Today is three years since MCR played their first Danger Days show at the Hammersmith Apollo in London. I had never seen the band before and liked it quite a lot (it was like a party and a therapy session and a disco for people who liked eyeliner).
For their last song they played The Kids From Yesterday, which at the time no one knew. I mean, Gerard’s mic cut out and it didn’t matter since the crowd hadn’t heard it before anyway…
At some point G said “this is for the fans but for us too” and I remember getting panicky that This Was The End until he said “here’s to the next ten years of this band!”

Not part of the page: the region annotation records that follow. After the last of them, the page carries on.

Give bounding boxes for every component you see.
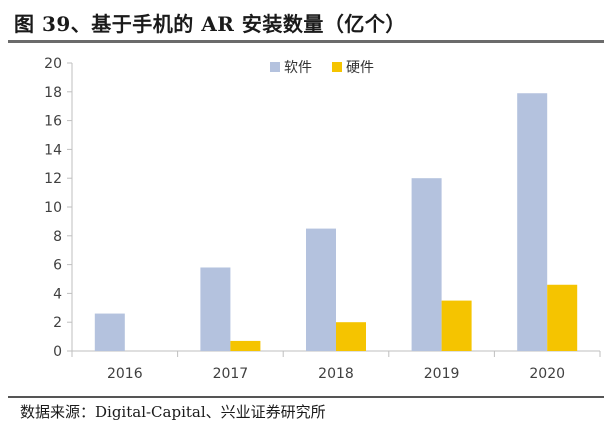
source-divider: [8, 396, 604, 398]
bar-software-2019: [411, 178, 442, 351]
x-tick-label: 2016: [107, 366, 143, 382]
title-divider: [8, 40, 604, 43]
legend-label-hardware: 硬件: [346, 60, 374, 76]
legend-swatch-hardware: [332, 62, 342, 72]
y-tick-label: 6: [53, 258, 62, 274]
x-axis: 2016 2017 2018 2019 2020: [71, 350, 601, 382]
y-tick-label: 2: [53, 315, 62, 331]
x-tick-label: 2019: [424, 366, 460, 382]
bar-software-2020: [517, 93, 548, 352]
bar-hardware-2020: [547, 284, 578, 351]
bar-hardware-2017: [230, 340, 261, 351]
source-note: 数据来源：Digital-Capital、兴业证券研究所: [20, 403, 326, 421]
legend-swatch-software: [270, 62, 280, 72]
y-axis: 0 2 4 6 8 10 12 14 16 18 20: [44, 56, 73, 360]
y-tick-label: 4: [53, 286, 62, 302]
bar-software-2016: [94, 313, 125, 351]
bar-hardware-2019: [441, 300, 472, 351]
x-tick-label: 2017: [213, 366, 249, 382]
y-tick-label: 14: [44, 142, 62, 158]
bar-chart: 0 2 4 6 8 10 12 14 16 18 20 2016 2017 2018 2019 2020 软…: [44, 56, 601, 382]
x-tick-label: 2020: [529, 366, 565, 382]
y-tick-label: 10: [44, 200, 62, 216]
bar-software-2017: [200, 267, 231, 351]
x-tick-label: 2018: [318, 366, 354, 382]
y-tick-label: 12: [44, 171, 62, 187]
y-tick-label: 20: [44, 56, 62, 72]
bar-software-2018: [306, 228, 336, 351]
y-tick-label: 8: [53, 229, 62, 245]
bars: [94, 93, 578, 352]
legend: 软件 硬件: [270, 60, 374, 76]
y-tick-label: 0: [53, 344, 62, 360]
y-tick-label: 18: [44, 85, 62, 101]
bar-hardware-2018: [336, 322, 366, 351]
chart-title: 图 39、基于手机的 AR 安装数量（亿个）: [14, 12, 406, 36]
y-tick-label: 16: [44, 114, 62, 130]
legend-label-software: 软件: [284, 60, 312, 76]
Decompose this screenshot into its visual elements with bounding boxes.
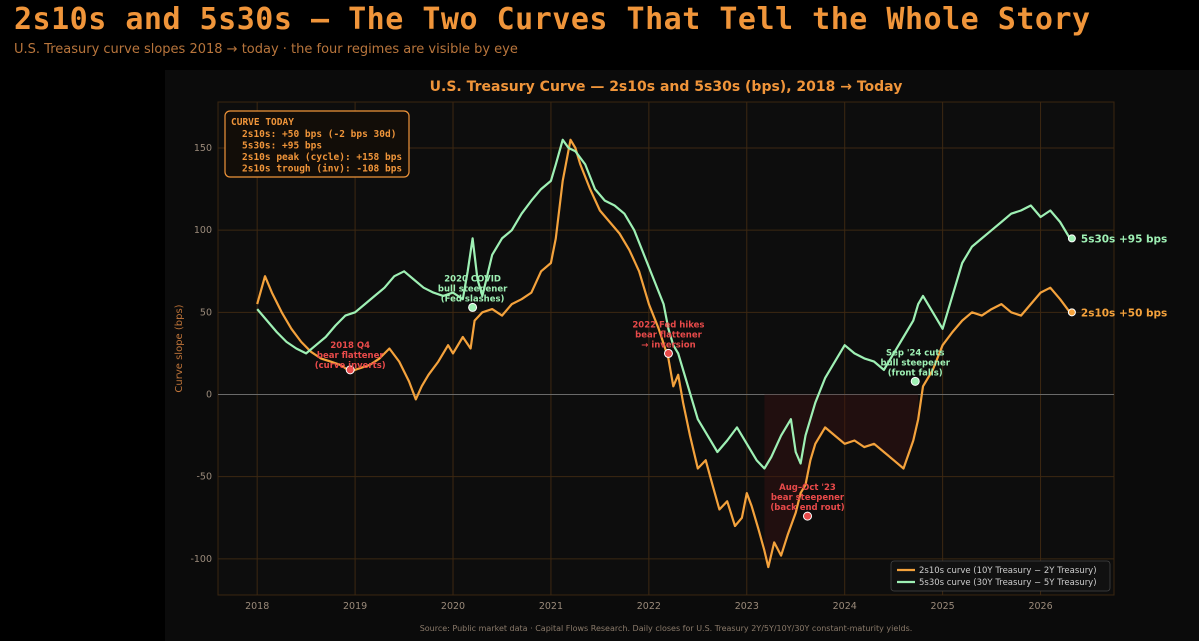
curve-today-line: 5s30s: +95 bps [242, 141, 322, 152]
annotation-label: → inversion [641, 340, 695, 350]
y-tick-label: 50 [200, 307, 212, 318]
annotation-label: 2020 COVID [444, 274, 501, 284]
y-tick-label: 150 [194, 143, 212, 154]
chart-title: U.S. Treasury Curve — 2s10s and 5s30s (b… [430, 79, 903, 95]
legend [890, 560, 1111, 592]
annotation-marker [802, 511, 812, 521]
annotation-label: 2022 Fed hikes [632, 320, 704, 330]
y-tick-label: 0 [206, 390, 212, 401]
x-tick-label: 2022 [637, 601, 661, 612]
curve-today-line: 2s10s: +50 bps (-2 bps 30d) [242, 129, 396, 140]
annotation-label: bear steepener [771, 493, 845, 503]
annotation-label: 2018 Q4 [330, 341, 370, 351]
x-tick-label: 2024 [833, 601, 857, 612]
annotation-label: bear flattener [635, 330, 702, 340]
curve-today-line: 2s10s trough (inv): -108 bps [242, 164, 402, 175]
annotation-label: bear flattener [317, 351, 384, 361]
y-axis-label: Curve slope (bps) [174, 304, 185, 392]
legend-entry: 5s30s curve (30Y Treasury − 5Y Treasury) [919, 578, 1097, 588]
treasury-curve-chart: U.S. Treasury Curve — 2s10s and 5s30s (b… [174, 79, 1167, 633]
annotation-label: bull steepener [880, 358, 950, 368]
x-tick-label: 2019 [343, 601, 367, 612]
chart-panel: U.S. Treasury Curve — 2s10s and 5s30s (b… [165, 70, 1199, 641]
annotation-label: bull steepener [438, 284, 508, 294]
end-marker-5s30s [1067, 234, 1076, 243]
source-note: Source: Public market data · Capital Flo… [420, 624, 913, 633]
annotation-label: (curve inverts) [315, 361, 386, 371]
page-title: 2s10s and 5s30s — The Two Curves That Te… [14, 2, 1091, 37]
y-tick-label: -50 [196, 472, 212, 483]
curve-today-heading: CURVE TODAY [231, 117, 294, 128]
x-tick-label: 2025 [931, 601, 955, 612]
x-tick-label: 2020 [441, 601, 465, 612]
annotation-marker [468, 302, 478, 312]
legend-entry: 2s10s curve (10Y Treasury − 2Y Treasury) [919, 566, 1097, 576]
x-tick-label: 2026 [1028, 601, 1052, 612]
end-label-5s30s: 5s30s +95 bps [1081, 233, 1167, 245]
end-marker-2s10s [1067, 308, 1076, 317]
annotation-marker [910, 376, 920, 386]
page-subtitle: U.S. Treasury curve slopes 2018 → today … [14, 42, 518, 57]
series-line-2s10s [256, 138, 1071, 569]
y-tick-label: -100 [190, 554, 212, 565]
y-tick-label: 100 [194, 225, 212, 236]
inversion-shading [764, 394, 919, 568]
annotation-label: (front falls) [888, 368, 943, 378]
annotation-marker [345, 365, 355, 375]
annotation-label: (Fed slashes) [441, 294, 505, 304]
x-tick-label: 2021 [539, 601, 563, 612]
annotation-label: (back end rout) [770, 503, 844, 513]
annotation-label: Aug–Oct '23 [779, 483, 836, 493]
end-label-2s10s: 2s10s +50 bps [1081, 307, 1167, 319]
x-tick-label: 2018 [245, 601, 269, 612]
curve-today-line: 2s10s peak (cycle): +158 bps [242, 152, 402, 163]
annotation-marker [663, 348, 673, 358]
x-tick-label: 2023 [735, 601, 759, 612]
series-line-5s30s [256, 138, 1071, 470]
curve-today-box [224, 110, 410, 178]
annotation-label: Sep '24 cuts [886, 348, 945, 358]
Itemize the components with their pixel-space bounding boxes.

Listening back to Kids this evening I thought “Don’t make promises you can’t keep.” But that’s not fair because we’ve all changed so much in just three years, let alone the eleven-point-five MCR was together. Besides, forever would be boring and we wouldn’t have blogs to write on our iPhone when we should be sleeping…
It’s not easy looking back – my stomach hurts thinking about the show and my life then (not drastically different from the one I lead now but hey, we live and learn) but at least it did happen. Our memories might fade into blurry flashes of strobe lights reflecting off Mikey’s bass but every time I play Kids or Planetary on headphones I’m back in 2010 wearing a homemade Mindless Self Indulgence t-shirt and sandwiched between a friend I no longer have and a friend I’ll probably always have. The music’s meaning changes a little every time I hear it.
So I guess I’m saying that it’s okay to still be sad, or mad, or bitter. It’s okay to be okay one day and, ahem, not the next. Every single MCR fan is experiencing this too. And since we no longer have show-based therapy sessions, we can have MCRmy-based ones instead.